What else is there to worry about when using AutoML?
AutoML tools will train models, but they still won’t adapt them to your business case. That’s your job, but it’s arguably the most fun. This means you need a clear understanding of what metric to optimize in order to satisfy the business demands of your project. You will also want to take care in how you work with the intricacies of your data and application, such as classification on highly imbalanced data.
Improving a model that was optimized using AutoML can also require significant effort. The speed and ease at which a prototype model is developed with AutoML can lead to great gains and send the message (to you and your leadership) that developing ML models is easy. But improving the performance of those models by even a small amount may require significant code and research. If the performance of an AutoML model is borderline, you should be grounded in your expectations about the time and effort required to improve that model.
And whenever you develop an ML model, it will likely need to be deployed to a production environment to deliver value. Some platforms (e.g. Dataiku, DataRobot, Sagemaker) can greatly simplify this process by automatically wrapping your model as a REST API. But even with that help, there are high-level considerations that can require careful evaluation by (software or DevOps) engineers, such as security, availability, reliability, and scaling. For those that need a robust solution to these problems, a full MLOps implementation may be desirable.
AutoML tools represent a powerful advancement in data-science technology. They enable data scientists to do their work more quickly, and can empower teams of less experienced professionals to build ML models and drive their organizations forward.
Most importantly, AutoML tools can probably be applied to a significant portion of your projects. While they don’t solve all problems (such as ML engineering and operations) they can certainly accelerate your data-driven transformation. In most cases, project success will still depend on support from good ML engineers and data scientists.
At phData, we’ve repeatedly seen the effectiveness of AutoML in practice. If you need guidance in adopting AutoML tools or deploying models into production, we’re here to help.
Frequently Asked Questions About AutoML
Some AutoML tools are free and/or open source. The Dataiku platform (which includes AutoML) can be run standalone with reduced features, but includes AutoML. The Python library PyCaret is completely free and open source. Sagemaker AutoPilot is technically free on its own, although users will pay for the AWS compute resources used to train models.
AutoML tools can automate the following tasks for ML:
- Data profiling (visualization and calculation of descriptive statistics)
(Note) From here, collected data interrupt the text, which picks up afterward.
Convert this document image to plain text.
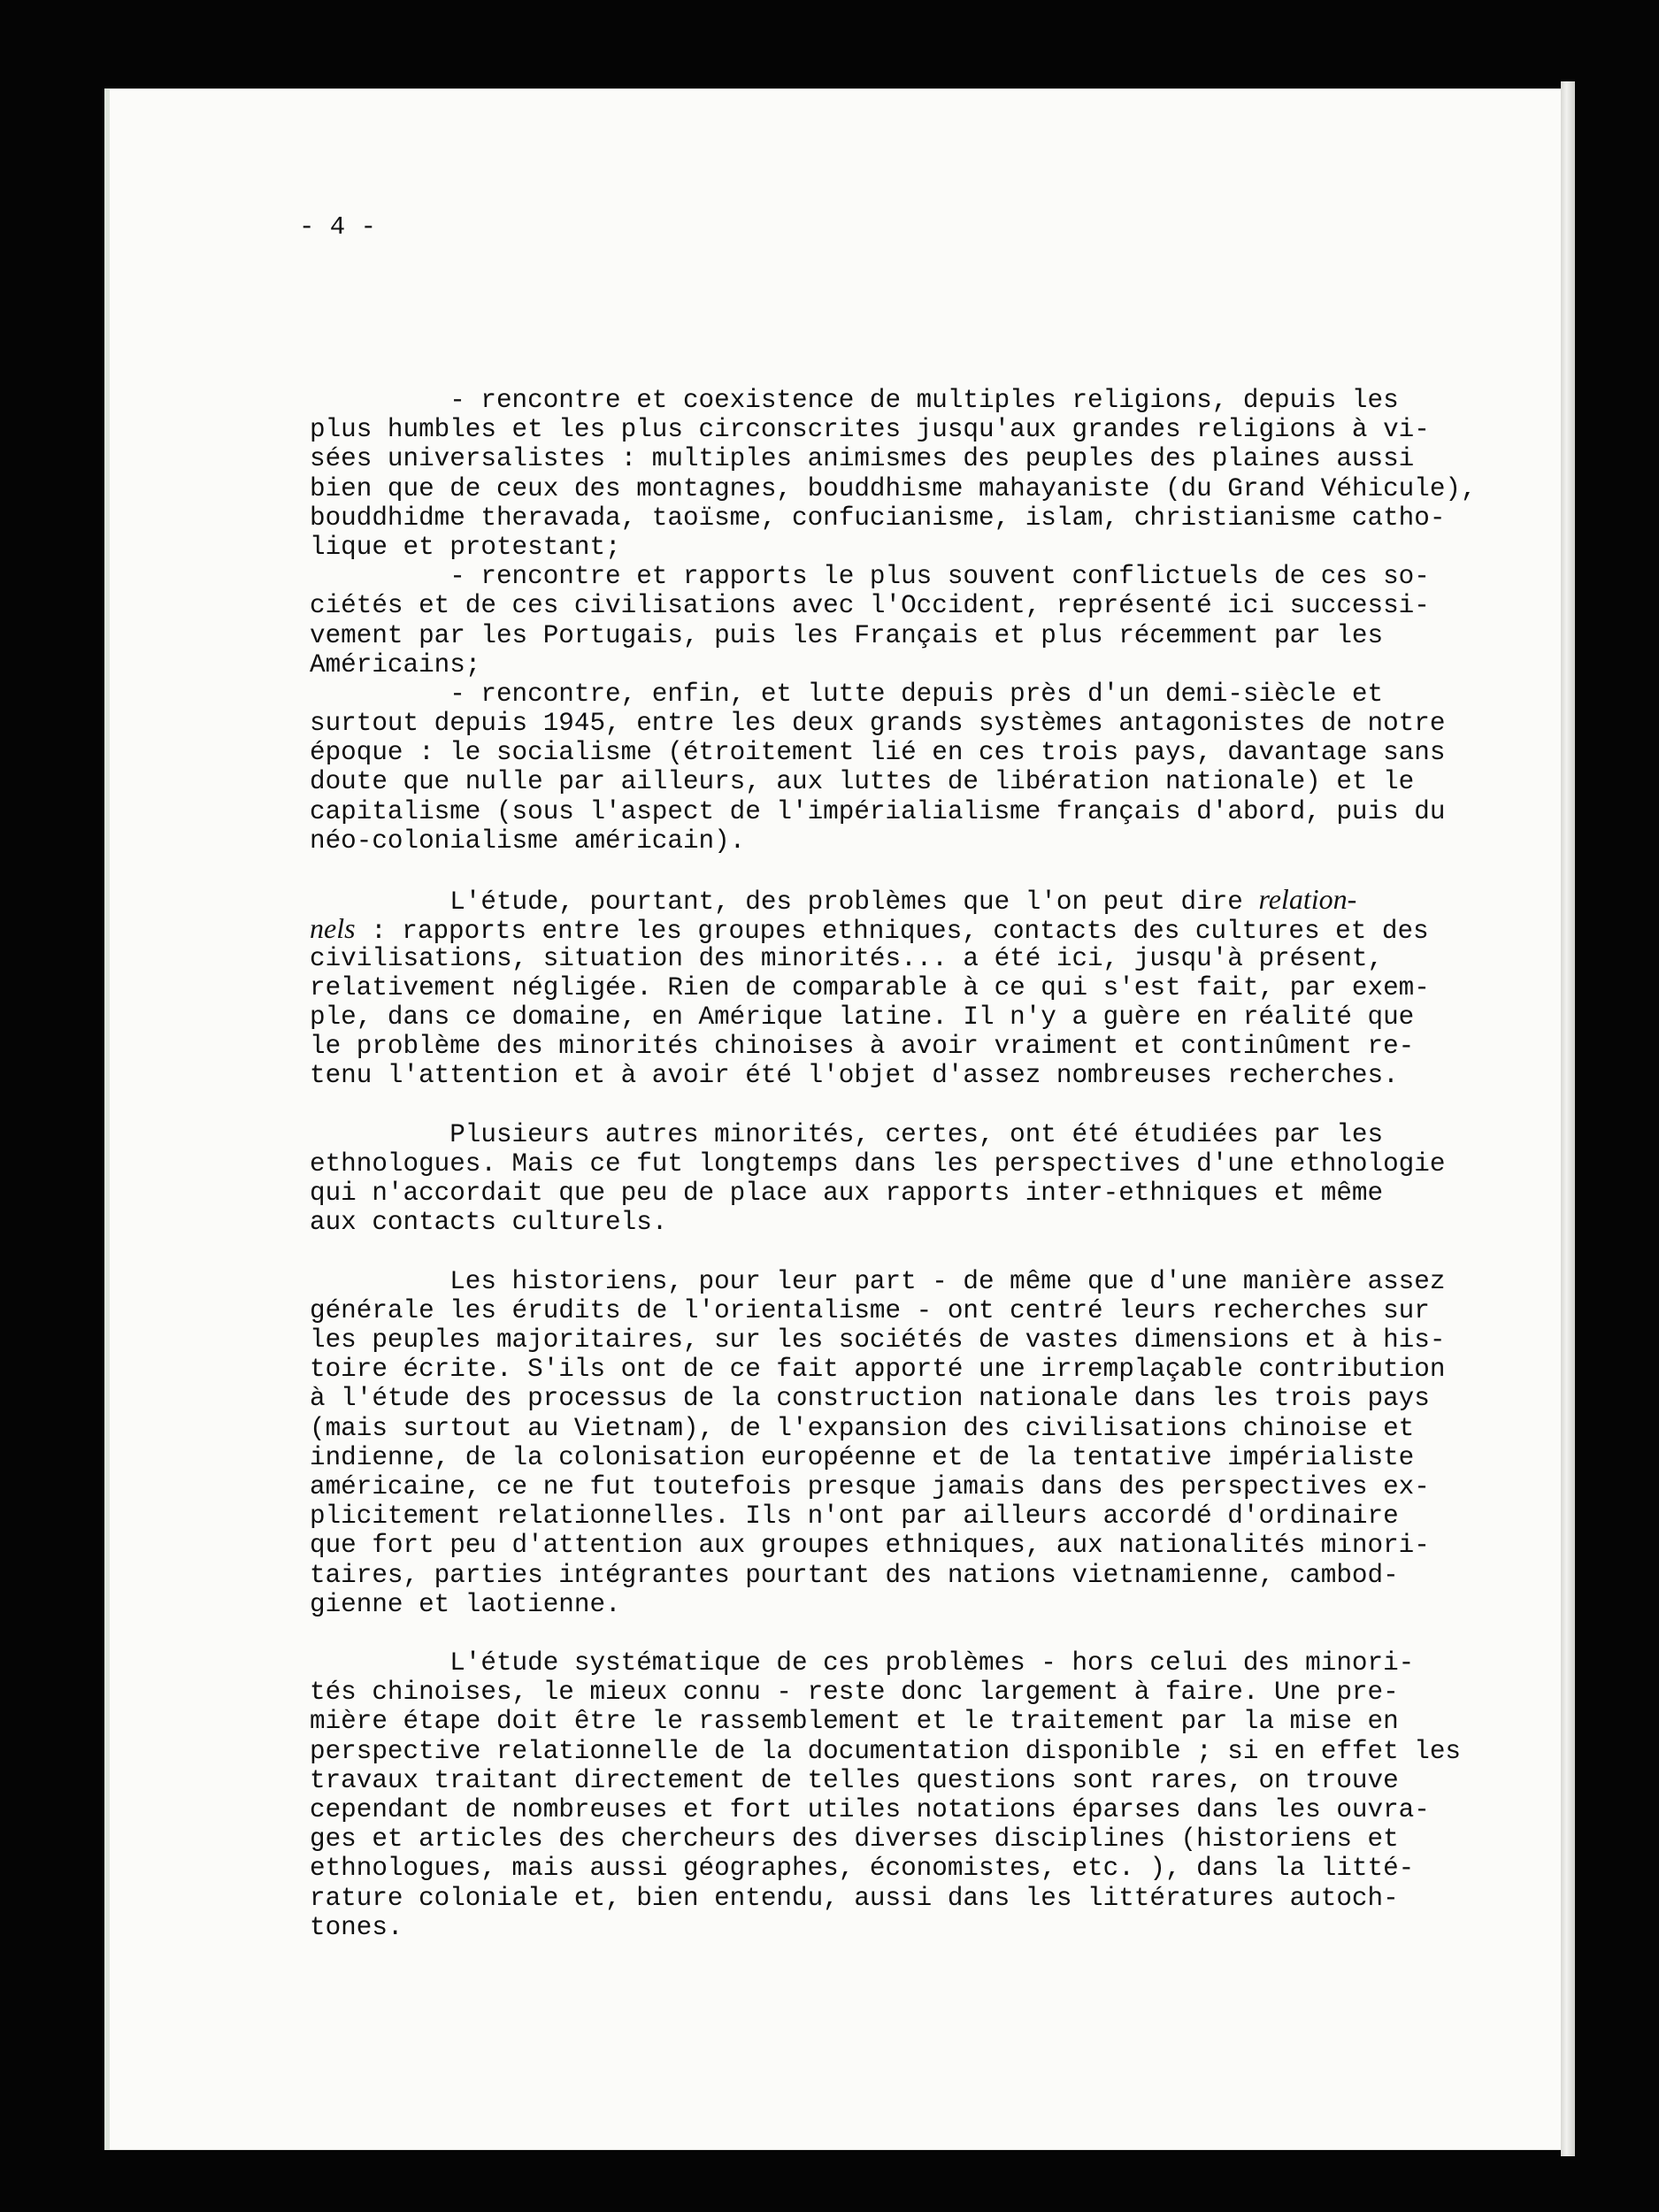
- 4 -
- rencontre et coexistence de multiples religions, depuis les
plus humbles et les plus circonscrites jusqu'aux grandes religions à vi-
sées universalistes : multiples animismes des peuples des plaines aussi
bien que de ceux des montagnes, bouddhisme mahayaniste (du Grand Véhicule),
bouddhidme theravada, taoïsme, confucianisme, islam, christianisme catho-
lique et protestant;
- rencontre et rapports le plus souvent conflictuels de ces so-
ciétés et de ces civilisations avec l'Occident, représenté ici successi-
vement par les Portugais, puis les Français et plus récemment par les
Américains;
- rencontre, enfin, et lutte depuis près d'un demi-siècle et
surtout depuis 1945, entre les deux grands systèmes antagonistes de notre
époque : le socialisme (étroitement lié en ces trois pays, davantage sans
doute que nulle par ailleurs, aux luttes de libération nationale) et le
capitalisme (sous l'aspect de l'impérialialisme français d'abord, puis du
néo-colonialisme américain).
L'étude, pourtant, des problèmes que l'on peut dire relation-
nels : rapports entre les groupes ethniques, contacts des cultures et des
civilisations, situation des minorités... a été ici, jusqu'à présent,
relativement négligée. Rien de comparable à ce qui s'est fait, par exem-
ple, dans ce domaine, en Amérique latine. Il n'y a guère en réalité que
le problème des minorités chinoises à avoir vraiment et continûment re-
tenu l'attention et à avoir été l'objet d'assez nombreuses recherches.
Plusieurs autres minorités, certes, ont été étudiées par les
ethnologues. Mais ce fut longtemps dans les perspectives d'une ethnologie
qui n'accordait que peu de place aux rapports inter-ethniques et même
aux contacts culturels.
Les historiens, pour leur part - de même que d'une manière assez
générale les érudits de l'orientalisme - ont centré leurs recherches sur
les peuples majoritaires, sur les sociétés de vastes dimensions et à his-
toire écrite. S'ils ont de ce fait apporté une irremplaçable contribution
à l'étude des processus de la construction nationale dans les trois pays
(mais surtout au Vietnam), de l'expansion des civilisations chinoise et
indienne, de la colonisation européenne et de la tentative impérialiste
américaine, ce ne fut toutefois presque jamais dans des perspectives ex-
plicitement relationnelles. Ils n'ont par ailleurs accordé d'ordinaire
que fort peu d'attention aux groupes ethniques, aux nationalités minori-
taires, parties intégrantes pourtant des nations vietnamienne, cambod-
gienne et laotienne.
L'étude systématique de ces problèmes - hors celui des minori-
tés chinoises, le mieux connu - reste donc largement à faire. Une pre-
mière étape doit être le rassemblement et le traitement par la mise en
perspective relationnelle de la documentation disponible ; si en effet les
travaux traitant directement de telles questions sont rares, on trouve
cependant de nombreuses et fort utiles notations éparses dans les ouvra-
ges et articles des chercheurs des diverses disciplines (historiens et
ethnologues, mais aussi géographes, économistes, etc. ), dans la litté-
rature coloniale et, bien entendu, aussi dans les littératures autoch-
tones.
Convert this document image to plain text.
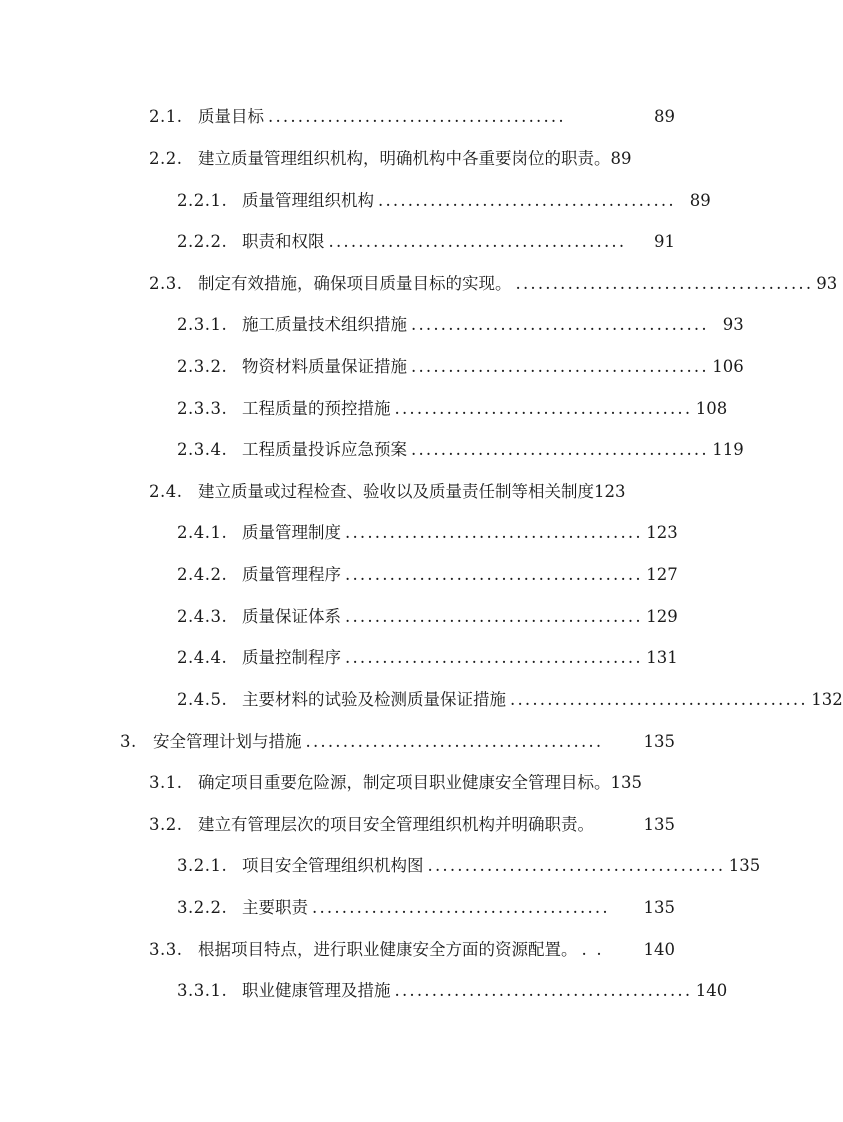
2.1. 质量目标 ........................................	89
2.2. 建立质量管理组织机构，明确机构中各重要岗位的职责。 89
2.2.1. 质量管理组织机构 ........................................ 89
2.2.2. 职责和权限 ........................................	91
2.3. 制定有效措施，确保项目质量目标的实现。 ........................................ 93
2.3.1. 施工质量技术组织措施 ........................................ 93
2.3.2. 物资材料质量保证措施 ........................................ 106
2.3.3. 工程质量的预控措施 ........................................ 108
2.3.4. 工程质量投诉应急预案 ........................................ 119
2.4. 建立质量或过程检查、验收以及质量责任制等相关制度 123
2.4.1. 质量管理制度 ........................................ 123
2.4.2. 质量管理程序 ........................................ 127
2.4.3. 质量保证体系 ........................................ 129
2.4.4. 质量控制程序 ........................................ 131
2.4.5. 主要材料的试验及检测质量保证措施 ........................................ 132
3. 安全管理计划与措施 ........................................	135
3.1. 确定项目重要危险源，制定项目职业健康安全管理目标。 135
3.2. 建立有管理层次的项目安全管理组织机构并明确职责。	135
3.2.1. 项目安全管理组织机构图 ........................................ 135
3.2.2. 主要职责 ........................................	135
3.3. 根据项目特点，进行职业健康安全方面的资源配置。 . .	140
3.3.1. 职业健康管理及措施 ........................................ 140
- Data preprocessing/cleansing
- Feature engineering (e.g. categorical encoding, normalization, dimensionality reduction)
- Hyperparameter tuning
- Model evaluation
AutoML can be used for many many common use cases where machine learning generally works well:
- Customer churn prediction
- Process automation
- Fraud detection
- Personalized marketing
- Anomaly detection
Yes, most AutoML tools will integrate in some way with external data sources, such as Snowflake, Amazon S3, relational databases (Oracle, MS SQL Server), document databases (MongoDB, etc.), or even enterprise systems like SAP and Salesforce. Full-featured platforms like Dataiku and DataRobot have connectors built-in or available as plugins. Programmatic tools can ingest data from any source for which the language has a connector; for instance, PyCaret can effectively connect to any data source with a Python connector library.